それ以上、誰も踏み込もうとはしない。未知なる力は、猛吹雪と同じだ。無闇に足を踏み入れれば、命を落とす。


――貴族連合。


豪奢な館の一室。

芳醇な香りのワインを傾けながら、着飾った貴族たちが、どこか他人事のように軽く笑い合っていた。

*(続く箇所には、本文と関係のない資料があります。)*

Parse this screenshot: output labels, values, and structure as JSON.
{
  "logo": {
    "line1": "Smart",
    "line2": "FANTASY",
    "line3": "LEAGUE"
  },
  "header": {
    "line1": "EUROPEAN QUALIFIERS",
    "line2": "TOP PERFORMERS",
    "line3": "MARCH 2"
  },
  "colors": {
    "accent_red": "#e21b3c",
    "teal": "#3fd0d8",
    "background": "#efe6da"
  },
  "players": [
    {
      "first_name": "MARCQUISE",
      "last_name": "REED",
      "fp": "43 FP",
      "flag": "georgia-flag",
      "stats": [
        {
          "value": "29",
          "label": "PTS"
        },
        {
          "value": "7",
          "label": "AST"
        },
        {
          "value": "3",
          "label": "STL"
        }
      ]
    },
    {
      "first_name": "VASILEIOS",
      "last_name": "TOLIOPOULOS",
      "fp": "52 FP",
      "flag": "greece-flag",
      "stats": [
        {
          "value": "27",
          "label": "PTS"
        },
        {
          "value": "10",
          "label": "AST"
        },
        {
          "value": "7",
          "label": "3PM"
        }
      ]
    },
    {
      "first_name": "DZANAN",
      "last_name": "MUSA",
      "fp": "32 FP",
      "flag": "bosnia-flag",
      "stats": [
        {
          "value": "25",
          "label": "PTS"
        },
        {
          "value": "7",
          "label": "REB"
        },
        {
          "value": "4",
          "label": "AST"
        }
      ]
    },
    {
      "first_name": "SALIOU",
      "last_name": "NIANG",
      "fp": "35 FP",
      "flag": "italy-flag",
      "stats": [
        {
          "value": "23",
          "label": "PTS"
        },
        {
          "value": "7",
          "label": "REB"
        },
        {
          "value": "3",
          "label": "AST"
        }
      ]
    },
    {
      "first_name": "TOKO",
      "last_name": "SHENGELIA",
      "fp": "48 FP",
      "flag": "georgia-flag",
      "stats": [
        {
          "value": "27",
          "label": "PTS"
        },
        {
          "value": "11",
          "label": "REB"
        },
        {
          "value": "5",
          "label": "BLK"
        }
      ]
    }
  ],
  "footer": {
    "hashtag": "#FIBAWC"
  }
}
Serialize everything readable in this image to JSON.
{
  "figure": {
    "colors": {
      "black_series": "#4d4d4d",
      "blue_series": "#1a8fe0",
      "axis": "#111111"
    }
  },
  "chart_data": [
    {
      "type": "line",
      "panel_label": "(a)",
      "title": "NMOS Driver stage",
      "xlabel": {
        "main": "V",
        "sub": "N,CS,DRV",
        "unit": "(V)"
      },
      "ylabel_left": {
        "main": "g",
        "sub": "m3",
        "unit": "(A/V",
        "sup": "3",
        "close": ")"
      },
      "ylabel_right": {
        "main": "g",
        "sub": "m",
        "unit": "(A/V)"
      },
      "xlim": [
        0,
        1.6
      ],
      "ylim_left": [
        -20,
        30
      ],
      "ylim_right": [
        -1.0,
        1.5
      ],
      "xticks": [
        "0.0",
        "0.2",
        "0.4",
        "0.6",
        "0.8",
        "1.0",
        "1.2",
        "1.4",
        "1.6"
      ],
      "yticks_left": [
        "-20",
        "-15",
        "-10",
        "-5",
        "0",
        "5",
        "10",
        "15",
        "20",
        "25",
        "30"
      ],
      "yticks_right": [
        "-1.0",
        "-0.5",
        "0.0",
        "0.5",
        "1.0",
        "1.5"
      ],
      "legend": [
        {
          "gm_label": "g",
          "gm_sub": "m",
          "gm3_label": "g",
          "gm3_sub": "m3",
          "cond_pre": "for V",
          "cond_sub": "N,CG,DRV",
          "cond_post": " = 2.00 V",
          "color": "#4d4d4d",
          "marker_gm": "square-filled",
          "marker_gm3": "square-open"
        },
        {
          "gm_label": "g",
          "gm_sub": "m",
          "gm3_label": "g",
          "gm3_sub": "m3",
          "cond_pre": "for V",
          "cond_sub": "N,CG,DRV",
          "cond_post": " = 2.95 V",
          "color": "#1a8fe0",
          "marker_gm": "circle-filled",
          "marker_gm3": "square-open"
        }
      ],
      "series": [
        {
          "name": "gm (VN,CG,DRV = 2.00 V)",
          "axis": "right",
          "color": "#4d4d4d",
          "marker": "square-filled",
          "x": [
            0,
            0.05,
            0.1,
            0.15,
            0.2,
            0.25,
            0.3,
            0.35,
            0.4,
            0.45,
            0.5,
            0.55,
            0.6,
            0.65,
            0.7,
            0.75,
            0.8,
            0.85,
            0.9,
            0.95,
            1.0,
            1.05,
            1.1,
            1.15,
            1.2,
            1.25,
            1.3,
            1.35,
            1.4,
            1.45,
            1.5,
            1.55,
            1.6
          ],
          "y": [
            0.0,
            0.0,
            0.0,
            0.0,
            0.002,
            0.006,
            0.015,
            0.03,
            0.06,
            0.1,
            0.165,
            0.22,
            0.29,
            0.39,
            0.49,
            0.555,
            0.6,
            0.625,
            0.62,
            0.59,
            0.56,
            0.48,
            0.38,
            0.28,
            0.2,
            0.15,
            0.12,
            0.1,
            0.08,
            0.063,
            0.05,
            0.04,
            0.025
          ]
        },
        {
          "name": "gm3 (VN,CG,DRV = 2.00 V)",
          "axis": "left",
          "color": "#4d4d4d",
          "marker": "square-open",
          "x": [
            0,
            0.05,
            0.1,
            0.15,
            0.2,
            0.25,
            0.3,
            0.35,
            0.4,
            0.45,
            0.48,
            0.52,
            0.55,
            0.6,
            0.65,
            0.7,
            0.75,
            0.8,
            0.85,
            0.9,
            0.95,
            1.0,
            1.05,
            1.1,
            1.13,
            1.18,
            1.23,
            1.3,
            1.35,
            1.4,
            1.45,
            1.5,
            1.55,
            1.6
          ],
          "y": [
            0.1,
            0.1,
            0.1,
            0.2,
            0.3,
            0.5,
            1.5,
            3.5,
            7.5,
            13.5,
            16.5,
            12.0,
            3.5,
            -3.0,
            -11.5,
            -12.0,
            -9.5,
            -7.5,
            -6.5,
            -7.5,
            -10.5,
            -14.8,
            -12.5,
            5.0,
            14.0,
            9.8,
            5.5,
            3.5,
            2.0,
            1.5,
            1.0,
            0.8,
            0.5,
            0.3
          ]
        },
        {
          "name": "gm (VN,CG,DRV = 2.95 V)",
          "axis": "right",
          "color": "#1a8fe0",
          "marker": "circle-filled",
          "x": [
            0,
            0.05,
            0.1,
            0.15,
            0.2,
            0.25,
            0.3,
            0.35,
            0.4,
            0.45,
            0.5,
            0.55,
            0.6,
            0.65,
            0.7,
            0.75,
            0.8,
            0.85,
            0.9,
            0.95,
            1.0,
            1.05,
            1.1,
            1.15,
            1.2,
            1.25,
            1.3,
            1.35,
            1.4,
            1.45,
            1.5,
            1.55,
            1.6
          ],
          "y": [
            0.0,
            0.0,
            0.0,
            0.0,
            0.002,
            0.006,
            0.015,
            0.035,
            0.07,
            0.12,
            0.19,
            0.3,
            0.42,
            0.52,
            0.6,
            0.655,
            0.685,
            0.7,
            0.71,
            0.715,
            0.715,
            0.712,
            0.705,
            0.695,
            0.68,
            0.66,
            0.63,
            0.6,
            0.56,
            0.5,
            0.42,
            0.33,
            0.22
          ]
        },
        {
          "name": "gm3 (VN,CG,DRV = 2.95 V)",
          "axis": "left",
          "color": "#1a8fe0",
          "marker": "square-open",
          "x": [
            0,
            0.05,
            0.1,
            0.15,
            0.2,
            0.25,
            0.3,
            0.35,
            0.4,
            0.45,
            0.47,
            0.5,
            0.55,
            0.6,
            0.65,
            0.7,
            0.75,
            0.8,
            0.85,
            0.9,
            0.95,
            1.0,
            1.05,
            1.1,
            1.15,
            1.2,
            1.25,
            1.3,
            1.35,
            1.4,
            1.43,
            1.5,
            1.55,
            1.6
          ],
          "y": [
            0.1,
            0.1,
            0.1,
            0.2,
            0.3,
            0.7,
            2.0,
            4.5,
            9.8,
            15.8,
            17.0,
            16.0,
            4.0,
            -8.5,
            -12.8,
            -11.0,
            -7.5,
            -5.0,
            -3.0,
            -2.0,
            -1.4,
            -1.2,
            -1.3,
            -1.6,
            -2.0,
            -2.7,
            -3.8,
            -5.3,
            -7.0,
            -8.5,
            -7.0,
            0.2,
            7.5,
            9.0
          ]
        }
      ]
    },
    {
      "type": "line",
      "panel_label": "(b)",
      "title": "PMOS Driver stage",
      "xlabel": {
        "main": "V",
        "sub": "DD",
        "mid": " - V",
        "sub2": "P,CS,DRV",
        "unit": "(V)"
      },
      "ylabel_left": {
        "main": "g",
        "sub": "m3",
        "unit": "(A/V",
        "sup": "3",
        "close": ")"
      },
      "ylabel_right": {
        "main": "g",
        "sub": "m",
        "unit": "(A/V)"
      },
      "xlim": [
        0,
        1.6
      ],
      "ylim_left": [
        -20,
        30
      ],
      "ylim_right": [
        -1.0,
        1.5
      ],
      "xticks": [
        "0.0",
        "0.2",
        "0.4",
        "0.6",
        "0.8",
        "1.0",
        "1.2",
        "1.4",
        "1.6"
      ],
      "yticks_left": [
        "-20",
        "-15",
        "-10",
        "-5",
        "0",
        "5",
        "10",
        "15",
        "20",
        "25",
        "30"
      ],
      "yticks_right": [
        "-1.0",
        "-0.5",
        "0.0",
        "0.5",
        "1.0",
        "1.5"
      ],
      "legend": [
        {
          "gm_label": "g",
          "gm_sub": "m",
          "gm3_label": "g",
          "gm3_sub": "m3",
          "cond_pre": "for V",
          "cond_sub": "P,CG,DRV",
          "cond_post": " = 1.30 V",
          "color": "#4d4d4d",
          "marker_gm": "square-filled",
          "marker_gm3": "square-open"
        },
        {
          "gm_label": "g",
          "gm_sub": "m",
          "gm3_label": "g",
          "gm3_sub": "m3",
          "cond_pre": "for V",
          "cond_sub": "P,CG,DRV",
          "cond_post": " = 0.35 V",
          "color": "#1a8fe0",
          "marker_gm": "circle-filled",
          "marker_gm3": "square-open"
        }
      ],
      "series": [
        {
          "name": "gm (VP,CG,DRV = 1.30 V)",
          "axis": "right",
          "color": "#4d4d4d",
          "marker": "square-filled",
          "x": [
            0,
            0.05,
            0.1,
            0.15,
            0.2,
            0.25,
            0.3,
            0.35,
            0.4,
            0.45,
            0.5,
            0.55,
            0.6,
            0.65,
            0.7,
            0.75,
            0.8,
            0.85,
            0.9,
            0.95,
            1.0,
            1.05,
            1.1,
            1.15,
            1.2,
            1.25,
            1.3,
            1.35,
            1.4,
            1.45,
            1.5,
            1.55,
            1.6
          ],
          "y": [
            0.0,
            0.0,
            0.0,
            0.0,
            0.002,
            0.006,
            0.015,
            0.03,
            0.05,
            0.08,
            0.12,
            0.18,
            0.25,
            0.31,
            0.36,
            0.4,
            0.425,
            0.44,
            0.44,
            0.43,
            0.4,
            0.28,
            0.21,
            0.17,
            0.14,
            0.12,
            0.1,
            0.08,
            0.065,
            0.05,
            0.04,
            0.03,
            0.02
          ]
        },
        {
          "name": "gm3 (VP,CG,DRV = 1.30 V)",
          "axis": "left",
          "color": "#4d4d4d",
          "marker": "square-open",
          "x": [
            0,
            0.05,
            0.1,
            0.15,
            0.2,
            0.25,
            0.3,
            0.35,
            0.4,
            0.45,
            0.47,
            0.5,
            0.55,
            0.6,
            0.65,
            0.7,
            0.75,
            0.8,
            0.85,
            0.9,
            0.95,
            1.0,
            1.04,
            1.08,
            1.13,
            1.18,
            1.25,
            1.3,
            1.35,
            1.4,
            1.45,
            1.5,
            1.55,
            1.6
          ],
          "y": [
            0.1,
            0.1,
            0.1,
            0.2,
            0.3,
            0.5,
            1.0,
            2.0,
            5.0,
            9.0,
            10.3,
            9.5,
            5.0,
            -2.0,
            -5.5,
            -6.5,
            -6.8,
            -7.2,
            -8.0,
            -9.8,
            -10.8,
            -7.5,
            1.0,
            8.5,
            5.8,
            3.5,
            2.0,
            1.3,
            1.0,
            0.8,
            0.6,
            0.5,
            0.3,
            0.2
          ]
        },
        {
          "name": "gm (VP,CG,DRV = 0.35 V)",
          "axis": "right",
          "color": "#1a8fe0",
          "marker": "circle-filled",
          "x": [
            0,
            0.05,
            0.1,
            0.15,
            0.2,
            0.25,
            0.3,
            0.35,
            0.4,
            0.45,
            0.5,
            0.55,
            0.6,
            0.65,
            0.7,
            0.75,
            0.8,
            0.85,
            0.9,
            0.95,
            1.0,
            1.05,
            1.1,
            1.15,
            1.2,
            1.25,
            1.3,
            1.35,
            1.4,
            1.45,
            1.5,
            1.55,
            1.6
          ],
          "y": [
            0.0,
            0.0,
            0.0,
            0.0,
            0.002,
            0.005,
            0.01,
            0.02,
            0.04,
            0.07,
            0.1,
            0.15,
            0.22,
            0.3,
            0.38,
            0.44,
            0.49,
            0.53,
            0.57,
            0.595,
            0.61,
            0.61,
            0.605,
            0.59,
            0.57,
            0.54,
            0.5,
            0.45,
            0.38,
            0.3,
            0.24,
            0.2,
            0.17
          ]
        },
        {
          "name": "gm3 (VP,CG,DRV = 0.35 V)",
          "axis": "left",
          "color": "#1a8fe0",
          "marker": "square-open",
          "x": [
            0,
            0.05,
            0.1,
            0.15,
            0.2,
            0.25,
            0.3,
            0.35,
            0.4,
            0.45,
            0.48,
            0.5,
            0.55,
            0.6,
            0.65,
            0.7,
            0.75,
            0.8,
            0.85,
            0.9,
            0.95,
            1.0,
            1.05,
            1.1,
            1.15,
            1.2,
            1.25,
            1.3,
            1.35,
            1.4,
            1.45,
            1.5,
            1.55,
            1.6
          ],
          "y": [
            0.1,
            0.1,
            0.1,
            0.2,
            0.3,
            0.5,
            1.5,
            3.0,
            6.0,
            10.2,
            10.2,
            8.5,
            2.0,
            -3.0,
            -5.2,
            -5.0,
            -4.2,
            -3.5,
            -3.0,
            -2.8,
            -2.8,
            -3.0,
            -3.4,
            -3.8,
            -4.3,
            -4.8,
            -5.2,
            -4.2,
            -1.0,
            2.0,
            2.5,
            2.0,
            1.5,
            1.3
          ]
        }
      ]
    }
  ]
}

「たかが成り上がりの村人どもだろう。一時の勢いなど、いずれ砂の城のように崩れる」

「帝国の威信を傷つけた報いは、すぐに受けることになるはずだ。我々が手を汚すまでもない」


だが、その優雅な笑みの奥には、隠しきれないわずかな緊張が混じっている。


「……三千の正規軍を、正面から潰したという話だが」


誰かが、ぽつりと呟いた。

その瞬間、華やかだった笑い声が、途切れた。

ワインの赤が、死の間際の血のように見えて、彼らは無意識にグラスを置いた。


やがて、絞り出すように結論が出る。


「しばらくは……様子見だ。静観するのが上策というものだろう」


世界は、表面的には動かなかった。

だが、その水面下では、激しい潮流が渦巻いていた。

誰もが、静止したまま。


警戒しながら。

戦力を見測りながら。

自らにとっての価値を見極めながら。


すべての視線が、地図上の一点、あの名もなき国へと集まっていく。


「危険極まりない国だ」

「……けれど、どうしても、あの力が欲しい」


その強烈な矛盾こそが。

生まれたばかりのこの国の価値を、何よりも雄弁に、そして残酷に物語っていた。